Trypsin resistance of the major peanut allergen Ara h 6 and allergenicity of the digestion products are abolished after selective disruption of disulfide bonds

Scope: 2S-albumins Ara h 2 and Ara h 6 are the most widely recognized and potent allergens for peanut-allergic patients. These allergens are particularly resistant to proteolysis and the digestion products generally retain significant allergenicity. Five disulfide bridges (DB) stabilize Ara h 6 overall structure and their influence on the trypsin resistance and on the allergenicity of the digestion products was investigated. Methods and results: Progressive disruption of each DB was performed by site-directed mutagenesis. Successful refolding of Ara h 6 variants was confirmed by circular dichroism.

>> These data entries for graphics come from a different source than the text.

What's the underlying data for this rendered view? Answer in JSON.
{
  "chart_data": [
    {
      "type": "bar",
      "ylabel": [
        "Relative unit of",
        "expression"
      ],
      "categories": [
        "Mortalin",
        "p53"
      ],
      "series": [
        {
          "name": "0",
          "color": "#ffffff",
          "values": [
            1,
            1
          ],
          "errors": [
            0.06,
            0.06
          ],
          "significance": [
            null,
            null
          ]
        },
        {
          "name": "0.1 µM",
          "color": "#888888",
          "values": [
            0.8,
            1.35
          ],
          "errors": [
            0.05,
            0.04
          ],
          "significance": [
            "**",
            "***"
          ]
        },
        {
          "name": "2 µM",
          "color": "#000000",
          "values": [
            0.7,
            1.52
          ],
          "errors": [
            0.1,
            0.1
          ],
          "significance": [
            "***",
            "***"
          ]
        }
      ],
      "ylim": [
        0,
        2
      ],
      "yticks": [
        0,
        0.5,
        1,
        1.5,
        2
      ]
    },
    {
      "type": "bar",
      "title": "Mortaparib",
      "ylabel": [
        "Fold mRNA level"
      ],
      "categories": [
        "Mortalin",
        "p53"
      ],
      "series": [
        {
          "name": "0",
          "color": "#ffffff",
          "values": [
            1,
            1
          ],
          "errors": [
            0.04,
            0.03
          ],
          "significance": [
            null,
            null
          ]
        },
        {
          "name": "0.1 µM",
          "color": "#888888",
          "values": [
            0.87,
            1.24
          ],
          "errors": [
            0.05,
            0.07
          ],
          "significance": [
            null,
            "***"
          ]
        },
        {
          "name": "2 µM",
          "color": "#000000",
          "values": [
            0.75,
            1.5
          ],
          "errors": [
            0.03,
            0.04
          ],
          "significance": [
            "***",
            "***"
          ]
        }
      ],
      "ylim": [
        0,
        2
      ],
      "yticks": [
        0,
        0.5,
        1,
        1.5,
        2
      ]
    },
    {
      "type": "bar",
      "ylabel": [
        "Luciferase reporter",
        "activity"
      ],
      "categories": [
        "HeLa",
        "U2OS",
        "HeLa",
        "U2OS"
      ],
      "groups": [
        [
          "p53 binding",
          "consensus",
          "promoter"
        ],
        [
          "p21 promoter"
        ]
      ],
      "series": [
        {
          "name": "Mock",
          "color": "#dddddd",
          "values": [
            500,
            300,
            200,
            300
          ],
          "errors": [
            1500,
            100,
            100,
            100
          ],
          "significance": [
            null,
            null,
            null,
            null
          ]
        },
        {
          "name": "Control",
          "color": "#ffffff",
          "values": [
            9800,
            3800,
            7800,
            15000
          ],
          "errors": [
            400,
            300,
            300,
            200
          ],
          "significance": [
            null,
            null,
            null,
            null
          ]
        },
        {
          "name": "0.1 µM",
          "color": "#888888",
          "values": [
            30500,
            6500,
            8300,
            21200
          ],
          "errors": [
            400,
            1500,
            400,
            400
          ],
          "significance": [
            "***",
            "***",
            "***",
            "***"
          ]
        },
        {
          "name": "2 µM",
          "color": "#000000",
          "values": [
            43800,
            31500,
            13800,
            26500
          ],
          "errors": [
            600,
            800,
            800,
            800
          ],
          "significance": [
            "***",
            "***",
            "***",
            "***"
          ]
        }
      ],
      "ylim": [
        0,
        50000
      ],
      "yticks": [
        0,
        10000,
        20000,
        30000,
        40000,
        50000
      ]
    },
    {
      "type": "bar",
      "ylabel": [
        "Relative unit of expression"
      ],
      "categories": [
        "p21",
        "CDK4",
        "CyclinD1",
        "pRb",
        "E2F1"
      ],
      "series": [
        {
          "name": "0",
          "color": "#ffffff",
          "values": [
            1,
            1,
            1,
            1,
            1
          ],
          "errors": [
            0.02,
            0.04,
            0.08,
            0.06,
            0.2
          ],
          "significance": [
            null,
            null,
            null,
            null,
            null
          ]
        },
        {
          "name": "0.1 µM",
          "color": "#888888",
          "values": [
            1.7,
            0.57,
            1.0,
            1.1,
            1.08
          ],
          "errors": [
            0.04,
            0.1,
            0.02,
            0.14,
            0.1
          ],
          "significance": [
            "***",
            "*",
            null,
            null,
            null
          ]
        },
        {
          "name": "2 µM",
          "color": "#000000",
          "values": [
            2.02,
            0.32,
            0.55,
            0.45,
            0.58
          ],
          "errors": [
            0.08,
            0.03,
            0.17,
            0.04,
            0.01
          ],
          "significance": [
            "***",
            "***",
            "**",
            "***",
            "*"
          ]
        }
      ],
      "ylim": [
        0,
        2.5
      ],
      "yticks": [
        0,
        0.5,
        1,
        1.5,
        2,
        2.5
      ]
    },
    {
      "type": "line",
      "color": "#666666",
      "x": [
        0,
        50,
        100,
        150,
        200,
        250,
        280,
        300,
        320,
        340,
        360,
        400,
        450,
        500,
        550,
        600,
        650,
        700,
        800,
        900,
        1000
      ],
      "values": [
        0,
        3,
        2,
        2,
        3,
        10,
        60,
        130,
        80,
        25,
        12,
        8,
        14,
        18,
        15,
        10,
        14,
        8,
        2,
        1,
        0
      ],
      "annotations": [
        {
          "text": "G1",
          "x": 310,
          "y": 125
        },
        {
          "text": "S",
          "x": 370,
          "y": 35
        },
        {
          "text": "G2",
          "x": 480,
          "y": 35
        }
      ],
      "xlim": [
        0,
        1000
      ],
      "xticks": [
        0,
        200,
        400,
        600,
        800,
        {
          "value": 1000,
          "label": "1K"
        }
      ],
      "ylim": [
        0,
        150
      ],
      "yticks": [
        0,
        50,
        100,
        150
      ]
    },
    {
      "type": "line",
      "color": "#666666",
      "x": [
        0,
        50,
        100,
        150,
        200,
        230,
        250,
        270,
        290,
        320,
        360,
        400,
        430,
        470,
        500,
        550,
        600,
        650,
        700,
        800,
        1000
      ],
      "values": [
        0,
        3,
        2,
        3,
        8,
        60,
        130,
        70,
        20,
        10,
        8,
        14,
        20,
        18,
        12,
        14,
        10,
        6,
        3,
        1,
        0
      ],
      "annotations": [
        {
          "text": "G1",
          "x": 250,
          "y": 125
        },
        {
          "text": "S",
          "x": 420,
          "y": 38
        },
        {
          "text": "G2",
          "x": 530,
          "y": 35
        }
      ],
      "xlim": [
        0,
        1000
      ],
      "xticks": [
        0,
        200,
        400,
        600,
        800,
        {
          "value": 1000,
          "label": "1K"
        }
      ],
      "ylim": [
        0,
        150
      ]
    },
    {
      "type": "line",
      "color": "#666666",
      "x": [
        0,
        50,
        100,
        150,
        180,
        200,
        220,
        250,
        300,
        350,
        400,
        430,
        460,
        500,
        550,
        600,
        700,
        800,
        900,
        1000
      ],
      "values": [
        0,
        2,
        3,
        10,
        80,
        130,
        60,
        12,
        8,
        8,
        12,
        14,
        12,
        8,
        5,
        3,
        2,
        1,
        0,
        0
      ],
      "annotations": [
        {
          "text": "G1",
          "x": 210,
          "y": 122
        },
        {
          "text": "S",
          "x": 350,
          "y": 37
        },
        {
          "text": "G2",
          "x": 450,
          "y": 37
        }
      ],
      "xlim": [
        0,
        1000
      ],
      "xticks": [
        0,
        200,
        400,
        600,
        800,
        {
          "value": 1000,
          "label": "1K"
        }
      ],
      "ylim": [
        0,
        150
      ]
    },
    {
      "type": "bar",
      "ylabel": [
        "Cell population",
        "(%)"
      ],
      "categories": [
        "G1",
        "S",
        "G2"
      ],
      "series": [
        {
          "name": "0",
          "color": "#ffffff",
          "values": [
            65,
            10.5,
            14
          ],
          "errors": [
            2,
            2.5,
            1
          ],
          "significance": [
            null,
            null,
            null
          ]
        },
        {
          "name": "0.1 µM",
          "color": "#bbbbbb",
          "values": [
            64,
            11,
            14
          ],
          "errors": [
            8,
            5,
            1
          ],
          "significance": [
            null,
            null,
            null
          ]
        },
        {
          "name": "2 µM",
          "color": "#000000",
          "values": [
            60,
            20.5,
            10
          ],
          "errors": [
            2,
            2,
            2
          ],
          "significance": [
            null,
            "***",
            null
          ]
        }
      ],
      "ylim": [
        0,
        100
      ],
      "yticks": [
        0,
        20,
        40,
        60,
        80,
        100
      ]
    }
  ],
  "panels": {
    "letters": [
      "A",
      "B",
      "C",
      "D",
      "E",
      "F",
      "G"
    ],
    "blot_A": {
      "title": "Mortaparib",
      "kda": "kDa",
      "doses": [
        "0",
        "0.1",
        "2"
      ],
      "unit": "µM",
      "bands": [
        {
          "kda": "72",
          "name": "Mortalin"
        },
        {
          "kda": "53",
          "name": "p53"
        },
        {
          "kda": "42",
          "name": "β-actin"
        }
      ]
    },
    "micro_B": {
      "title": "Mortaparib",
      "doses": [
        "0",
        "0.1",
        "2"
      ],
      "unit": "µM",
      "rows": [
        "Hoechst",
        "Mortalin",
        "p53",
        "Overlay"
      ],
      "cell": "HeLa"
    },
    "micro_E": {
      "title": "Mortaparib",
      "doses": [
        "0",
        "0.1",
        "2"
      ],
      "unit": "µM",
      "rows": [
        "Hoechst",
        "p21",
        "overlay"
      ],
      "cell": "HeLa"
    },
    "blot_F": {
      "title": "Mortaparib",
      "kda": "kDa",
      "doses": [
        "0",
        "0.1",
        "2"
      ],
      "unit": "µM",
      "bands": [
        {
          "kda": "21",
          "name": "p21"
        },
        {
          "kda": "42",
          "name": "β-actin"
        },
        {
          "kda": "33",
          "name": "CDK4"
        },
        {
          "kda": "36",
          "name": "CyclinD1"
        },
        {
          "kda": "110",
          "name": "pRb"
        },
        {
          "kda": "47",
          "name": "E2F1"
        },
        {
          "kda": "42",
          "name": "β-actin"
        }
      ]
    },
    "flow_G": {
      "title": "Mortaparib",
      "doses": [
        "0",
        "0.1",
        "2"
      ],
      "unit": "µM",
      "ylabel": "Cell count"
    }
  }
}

Trypsin resistance, IgE-binding capacity and allergenic potency, as assessed by in vitro mediator release assay with sera from peanut-allergic patients, was not affected by the deletion of the C-terminal DB at Cys84-Cys124. Additional disruption of DB at Cys14-Cys71 or at Cys73-Cys115 rendered Arg16/20 or Arg114 susceptible to trypsinolysis, respectively, but affected principally the IgE-binding capacity of Ara h 6. DB disruption at Cys26-Cys58 or at Cys59-Cys107 led to an extensive proteolytic degradation and a complete loss of allergenic potency of the digestion products. Conclusion: Selective disruption of the DB stabilizing the protease-resistant core of Ara h 6 eliminated the IgE-binding capacity of the trypsin-degradation products and their ability to trigger mast cell degranulation.